I want to analyze the audio of video calls. Specifically, I want to transcribe audio into text and perform natural language processing stuff on it.
Also, I want to be able to know when & how much each person is talking.


Can I do what I want to do using Video SDK?

  • get row audio
  • perform analytics such as transcription on the audio
  • know when & how much each person in the call is talking

Details as to why I decided to ask this question

I got concerned when I read the comparison of Video SDKs and Client SDKs ( saying the following:

“Raw Video / Audio Data Available in Android, iOS, Windows, macOS”

Does this mean I do NOT have access to the raw video/audio data when using Web SDK?

It looks like I have access to the “stream” but doesn’t that mean I have the access to the audio?

I am not an expert in web development. Kind answers without the assumption of understanding of the advanced topics in the web development world would be very helpful.

Thank you so much in advance!!

Hey @hide , happy to help! :slight_smile:

The audio on Web is a single audio stream.
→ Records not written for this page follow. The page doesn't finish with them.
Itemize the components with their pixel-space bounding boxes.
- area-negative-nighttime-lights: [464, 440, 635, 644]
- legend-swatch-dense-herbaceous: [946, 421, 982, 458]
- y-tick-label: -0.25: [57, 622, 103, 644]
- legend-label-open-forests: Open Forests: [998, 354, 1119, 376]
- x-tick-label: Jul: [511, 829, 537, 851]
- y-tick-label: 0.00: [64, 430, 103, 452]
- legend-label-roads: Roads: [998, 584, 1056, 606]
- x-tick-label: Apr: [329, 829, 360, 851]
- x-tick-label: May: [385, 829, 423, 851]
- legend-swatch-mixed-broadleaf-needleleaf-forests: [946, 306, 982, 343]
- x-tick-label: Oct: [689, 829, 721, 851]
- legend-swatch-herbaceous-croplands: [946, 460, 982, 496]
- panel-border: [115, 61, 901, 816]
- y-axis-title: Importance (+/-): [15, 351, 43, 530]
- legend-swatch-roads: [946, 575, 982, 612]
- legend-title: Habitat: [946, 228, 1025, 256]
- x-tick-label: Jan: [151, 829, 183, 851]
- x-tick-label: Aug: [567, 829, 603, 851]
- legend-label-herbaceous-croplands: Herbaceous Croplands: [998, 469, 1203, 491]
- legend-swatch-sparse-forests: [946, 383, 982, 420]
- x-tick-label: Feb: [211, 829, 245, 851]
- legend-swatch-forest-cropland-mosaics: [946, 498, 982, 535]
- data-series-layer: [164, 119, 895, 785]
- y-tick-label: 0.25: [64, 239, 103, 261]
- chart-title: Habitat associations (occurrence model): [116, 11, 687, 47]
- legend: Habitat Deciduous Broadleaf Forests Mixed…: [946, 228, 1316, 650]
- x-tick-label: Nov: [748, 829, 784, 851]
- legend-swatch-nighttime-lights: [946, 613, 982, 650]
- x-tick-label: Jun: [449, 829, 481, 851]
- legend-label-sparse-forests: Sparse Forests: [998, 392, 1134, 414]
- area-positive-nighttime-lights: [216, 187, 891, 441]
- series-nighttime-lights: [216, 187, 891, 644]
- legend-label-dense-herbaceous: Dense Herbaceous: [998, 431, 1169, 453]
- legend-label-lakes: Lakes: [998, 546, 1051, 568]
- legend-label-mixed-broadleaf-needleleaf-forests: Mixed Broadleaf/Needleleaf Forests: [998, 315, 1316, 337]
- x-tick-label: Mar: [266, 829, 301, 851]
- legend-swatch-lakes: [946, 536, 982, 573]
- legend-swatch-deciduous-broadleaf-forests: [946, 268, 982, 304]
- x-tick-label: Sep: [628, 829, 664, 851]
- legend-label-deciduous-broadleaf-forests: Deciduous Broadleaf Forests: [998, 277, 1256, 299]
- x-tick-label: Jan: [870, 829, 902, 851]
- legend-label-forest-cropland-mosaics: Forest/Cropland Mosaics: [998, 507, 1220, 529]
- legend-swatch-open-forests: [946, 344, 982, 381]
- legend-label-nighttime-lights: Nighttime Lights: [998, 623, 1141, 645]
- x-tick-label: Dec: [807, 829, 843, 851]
It is not raw in the sense that you can modify the raw audio stream. Does that clear things up?


Hi @tommy thanks for your reply!

So by row I actually meant real-time audio data. Meaning that I want to do something with the audio data, during the meeting, real-time. (just like transcribe the conversation real-time).

Can I do that with Web SDK? Or is it only possible with Desktop SDK? Thanks!

(Also, if it is only possible with Desktop SDK, can I do it with Angular/React for frontend/ django for backend, not objective-C or swift?. Asking because the example for macOS SDK only come with objective-c and swift. Thanks!)

Hey @hide ,

It cannot be one with the Web Video SDK.

As for the Desktop SDKs, please ask in #desktop-video-sdk :slight_smile:


This topic was automatically closed 30 days after the last reply. New replies are no longer allowed.